My main input on this front is that the runner needs to configure module params
(and other environment settings) _on behalf of the user_, i.e. in response to a
command line option (to the runner), not in response to per-test configurations.

One of my complaints with our internal infrastructure is that the testcases
themselves can dictate environment settings.  There are certainly benefits to
that approach, but it really only makes sense at scale where there are many
machines available, i.e. where the runner can achieve parallelism by running
tests on multiple machines, and where the complexity of managing the environment
on a per-test basis is worth the payout.

For the upstream runner, I want to cater to developers, i.e. to people that are
running tests on one or two machines.  And I want the runner to rip through tests
as fast as possible, i.e.
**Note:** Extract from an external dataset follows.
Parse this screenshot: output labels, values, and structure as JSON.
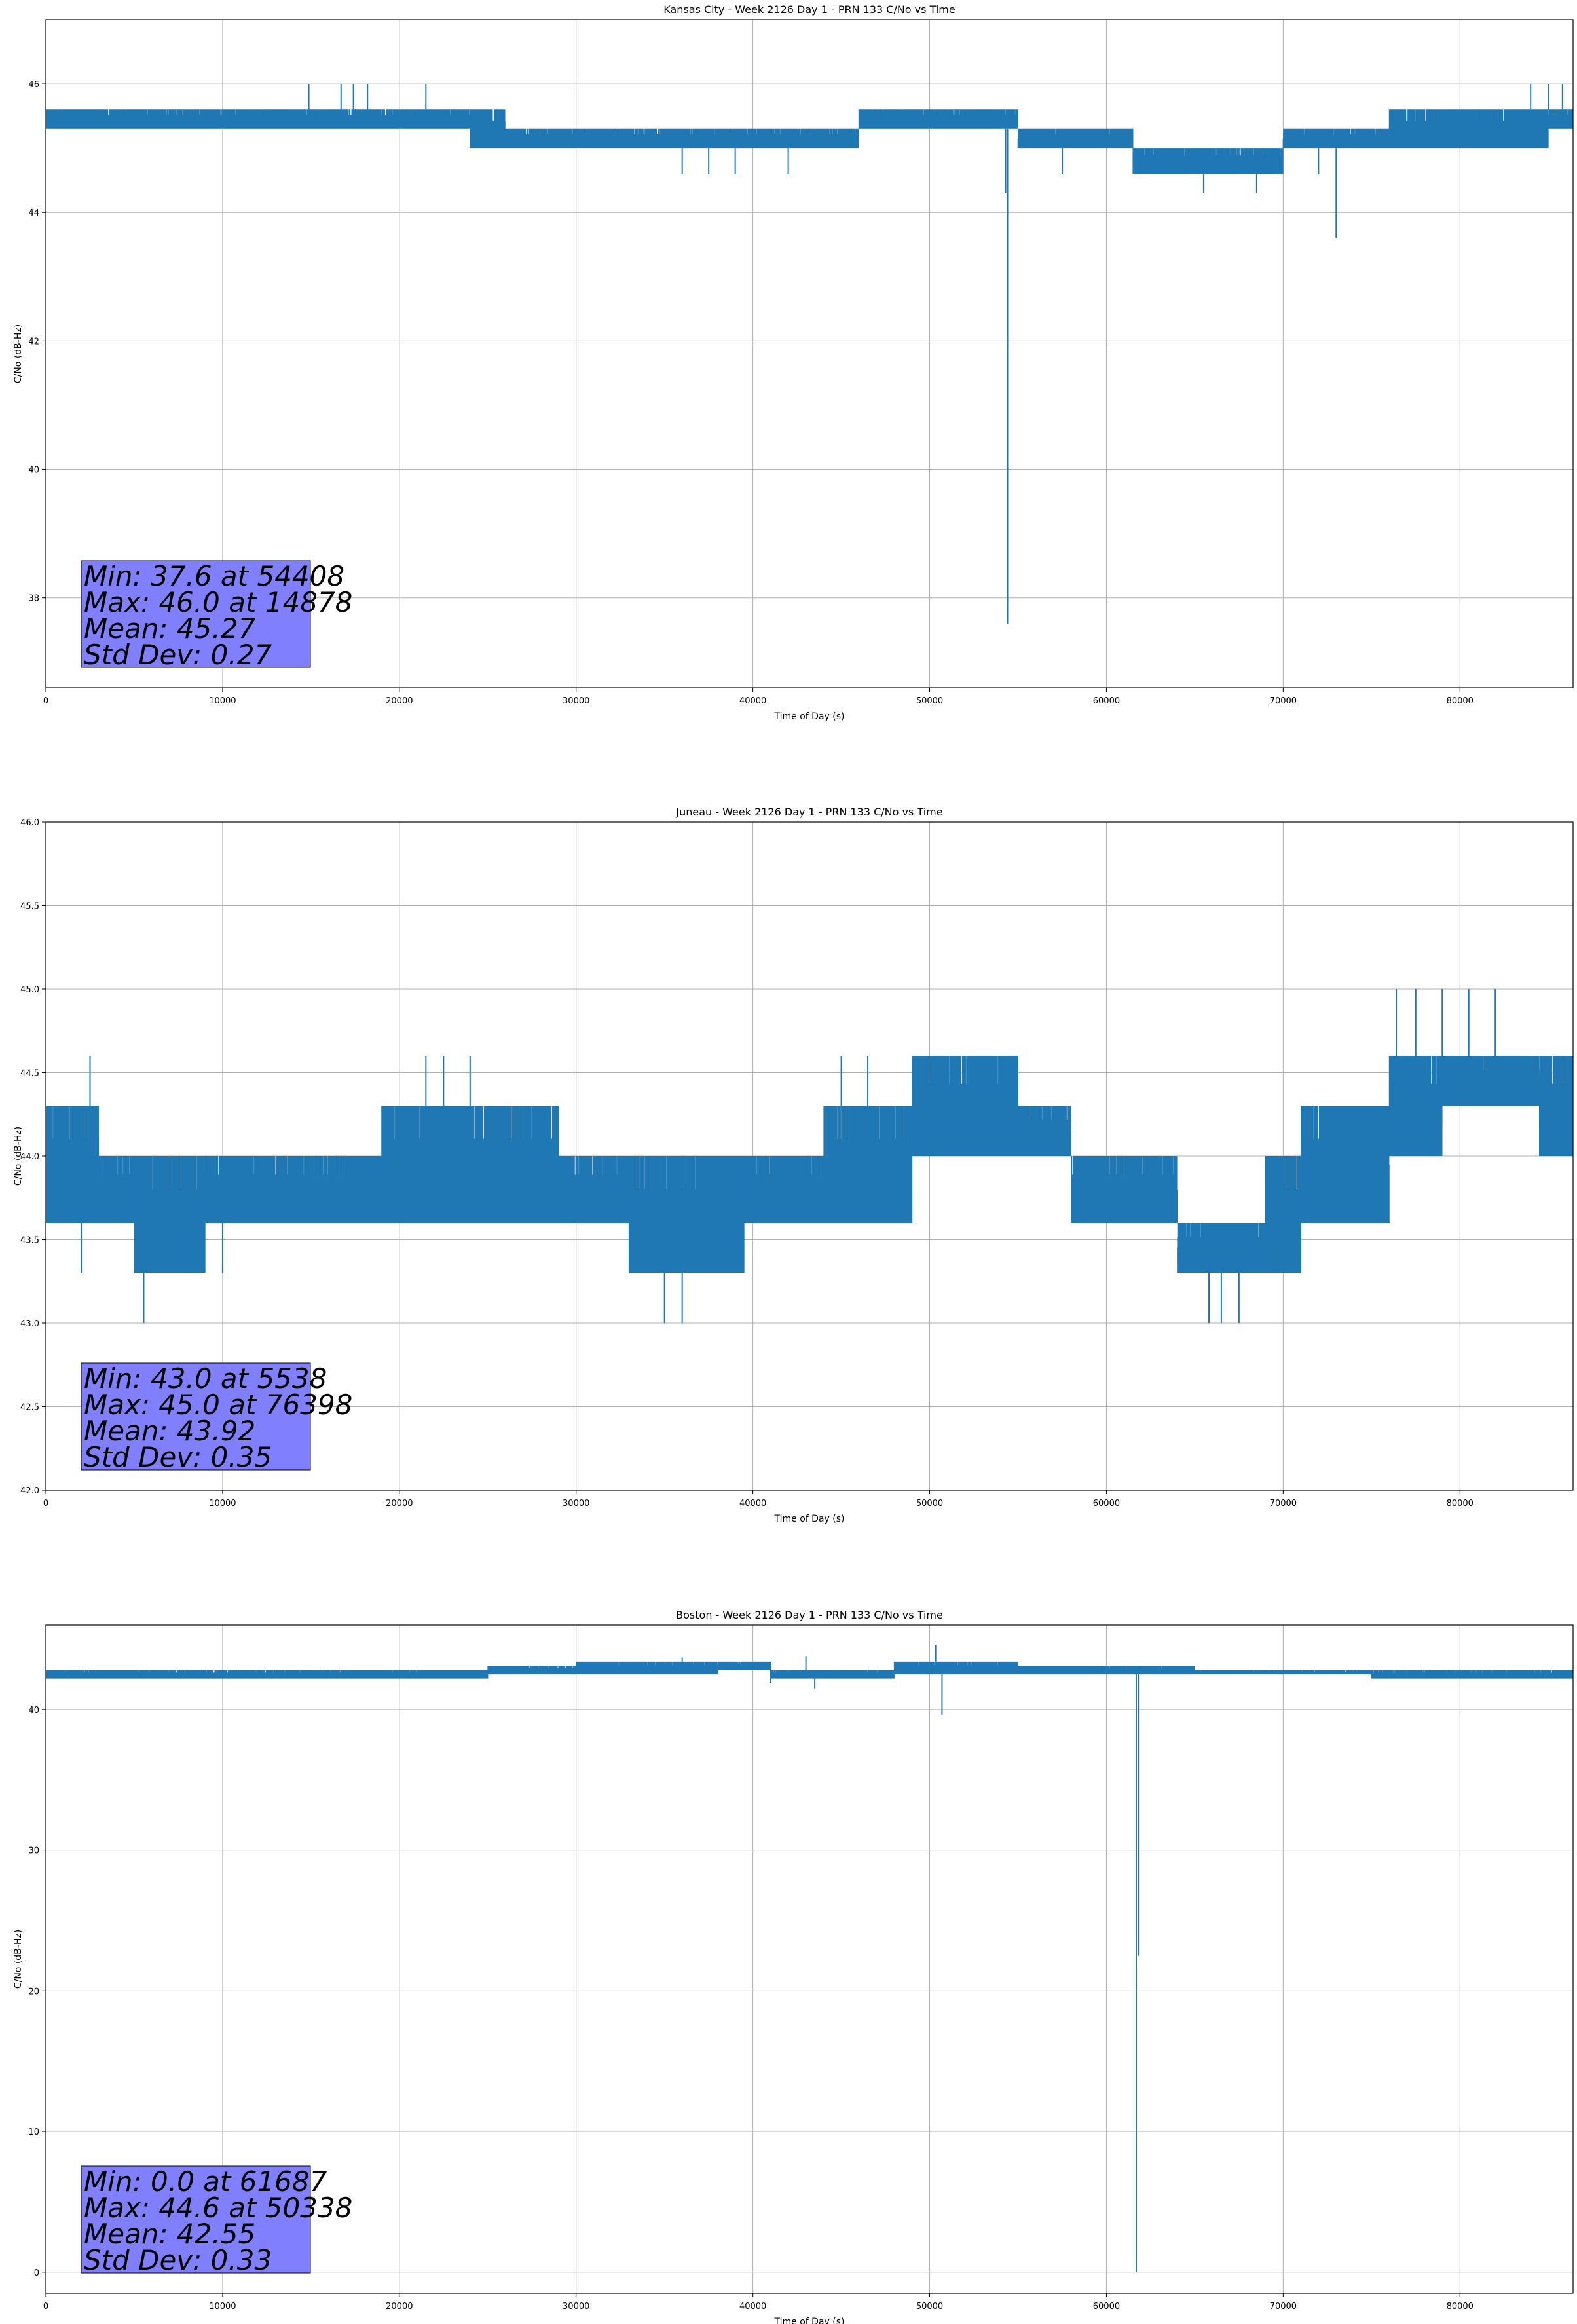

I don't want tests to get serialized because each one
insists on being a special snowflake and doesn't play nice with other children.
Organizations that the have a fleet of systems can pony up the resources to develop
their own support (on top?).

Selftests can and do check for module params, and should and do use TEST_REQUIRE()
to skip when a module param isn't set as needed.  Extending that to arbitrary
sysfs knobs should be trivial.  I.e. if we get _failures_ because of an incompatible
environment, then it's a test bug.

> Phase 3: Provide collection of interesting configurations
> 
> Specific individual constructs can be combined in a meaningful way to
> provide interesting configurations to run on a platform. For example,
> user doesn't need to specify each individual configuration instead,
> some prebuilt configurations can be exposed like
> --stress_test_shadow_mmu, --test_basic_nested

IMO, this shouldn't be baked into the runner, i.e. should not surface as dedicated
command line options.  Users shouldn't need to modify the runner just to bring
their own configuration.  I also think configurations should be discoverable,
e.g. not hardcoded like KUT's unittest.cfg.  A very real problem with KUT's
approach is that testing different combinations is frustratingly difficult,
because running a testcase with different configuration requires modifying a file
that is tracked by git.

There are underlying issues with KUT that essentially necessitate that approach,
e.g. x86 has several testcases that fail if run without the exact right config.
But that's just another reason to NOT follow KUT's pattern, e.g. to force us to
write robust tests.

E.g. instead of per-config command line options, let the user specify a file,
and/or a directory (using a well known filename pattern to detect configs).

> Tests need to handle the environment in which they are running
> gracefully, which many tests already do but not exhaustively. If some
> setting is not provided or set up properly for their execution then
> they should fail/skip accordingly.

This belongs in phase 2.

> Runner will not be responsible to precheck things on tests behalf.
> 
> 
> Next steps:
> 1. Consensus on above phases and features.
> 2. Start development.
> 
> Thanks,
> Vipin